STAFF and volunteers from the National Health Service (NHS) were put centre stage as part of the institution's 70th birthday celebrations last week.

Cumbria Health on Call (CHoC) was honoured in parliament as a part of a special, one-off competition to mark the milestone.

The NHS70 Parliamentary Awards were launched in February to recognise the massive contribution made by the individuals who work in and alongside the NHS.

The service was nominated by Tim Farron, John Stevenson, Trudy Harrison, Rory Stewart and Sue Hayman, MPs across Cumbria, in the Excellence in Primary Care category.

Susan Blakemore, chief executive and Hannah Mason, executive director of operations, collected the award on behalf of the organisation.

Susan said: “We are delighted to receive Parliamentary Award for Excellence in Primary Care, it is an amazing achievement which recognises the hard work and dedication of the whole CHoC team who provide outstanding and responsive care to the population of Cumbria.

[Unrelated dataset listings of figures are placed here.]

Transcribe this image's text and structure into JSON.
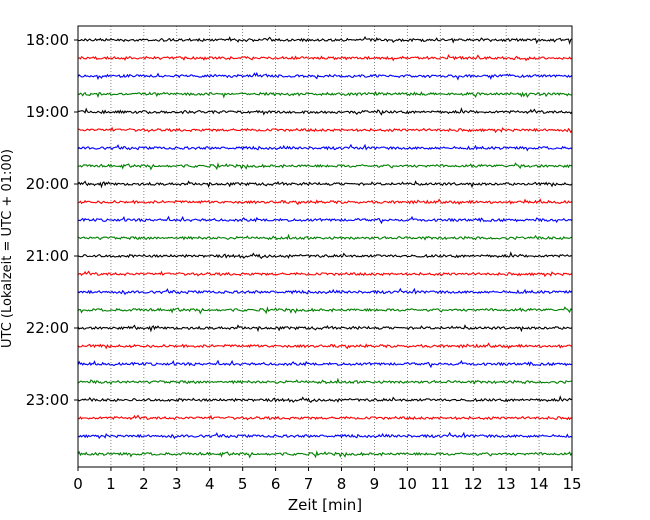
{
  "chart_data": {
    "type": "line",
    "xlabel": "Zeit  [min]",
    "ylabel": "UTC (Lokalzeit = UTC + 01:00)",
    "xlim": [
      0,
      15
    ],
    "x_ticks": [
      "0",
      "1",
      "2",
      "3",
      "4",
      "5",
      "6",
      "7",
      "8",
      "9",
      "10",
      "11",
      "12",
      "13",
      "14",
      "15"
    ],
    "y_ticks": [
      {
        "label": "18:00",
        "trace": 0
      },
      {
        "label": "19:00",
        "trace": 4
      },
      {
        "label": "20:00",
        "trace": 8
      },
      {
        "label": "21:00",
        "trace": 12
      },
      {
        "label": "22:00",
        "trace": 16
      },
      {
        "label": "23:00",
        "trace": 20
      }
    ],
    "trace_minutes": 15,
    "trace_count": 24,
    "trace_start_hour": "18:00",
    "colors": [
      "#000000",
      "#ff0000",
      "#0000ff",
      "#008000"
    ],
    "grid_x": true,
    "grid_style": "dotted"
  }
}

"This is a fantastic accolade to the NHS here in Cumbria, both within CHoC and all of our partner organisations. We recognise that everyone matters, both those who use our services and those who are part of delivering them.”

And last week, the Bishop of Carlisle paid tribute to the work of NHS staff across the country.

The Rt Rev’d James Newcome – the Church of England’s lead bishop for health and social care – was in London for a special service in Westminster Abbey, marking the milestone birthday.

Among those also present was HRH The Countess of Wessex, the Secretary of State for Health, Jeremy Hunt MP, and Simon Stevens, Chief Executive of NHS England.

Bishop James said: “It’s a tremendous privilege and pleasure for me to wish the NHS a very happy birthday on its 70th anniversary. We are all conscious of the wonderful work which has gone on over those seven decades.

“This is a day for celebration but it also marks an opportunity to say ‘thank you’ to the 1.4 million people who work so tirelessly for the NHS. ‘Thank you’ for the wonderful work you are involved in.”

He also spoke in a Parliamentary debate tabled by Lord Darzi of Denham noting the creation of the National Health Service in 1948, and the case for integration of health, mental health, social and community care to equip the National Health Service for the next 70 years.

“This is not only a question of having enough money; another important issue is the integration of health, social care and public health, with particular focus on the need to look at the slightly unequal outcomes currently for those people experiencing mental health problems and those without," he said.

Wider celebrations to mark the NHS’s big birthday included thousands of NHS Big 7Tea parties to raise money for NHS charities.

And dozens of landmark buildings, including Kendal Castle, Kendal Parish Church, Silverdale and Bolton-le-Sands libraries, were lit up in blue to mark the occasion.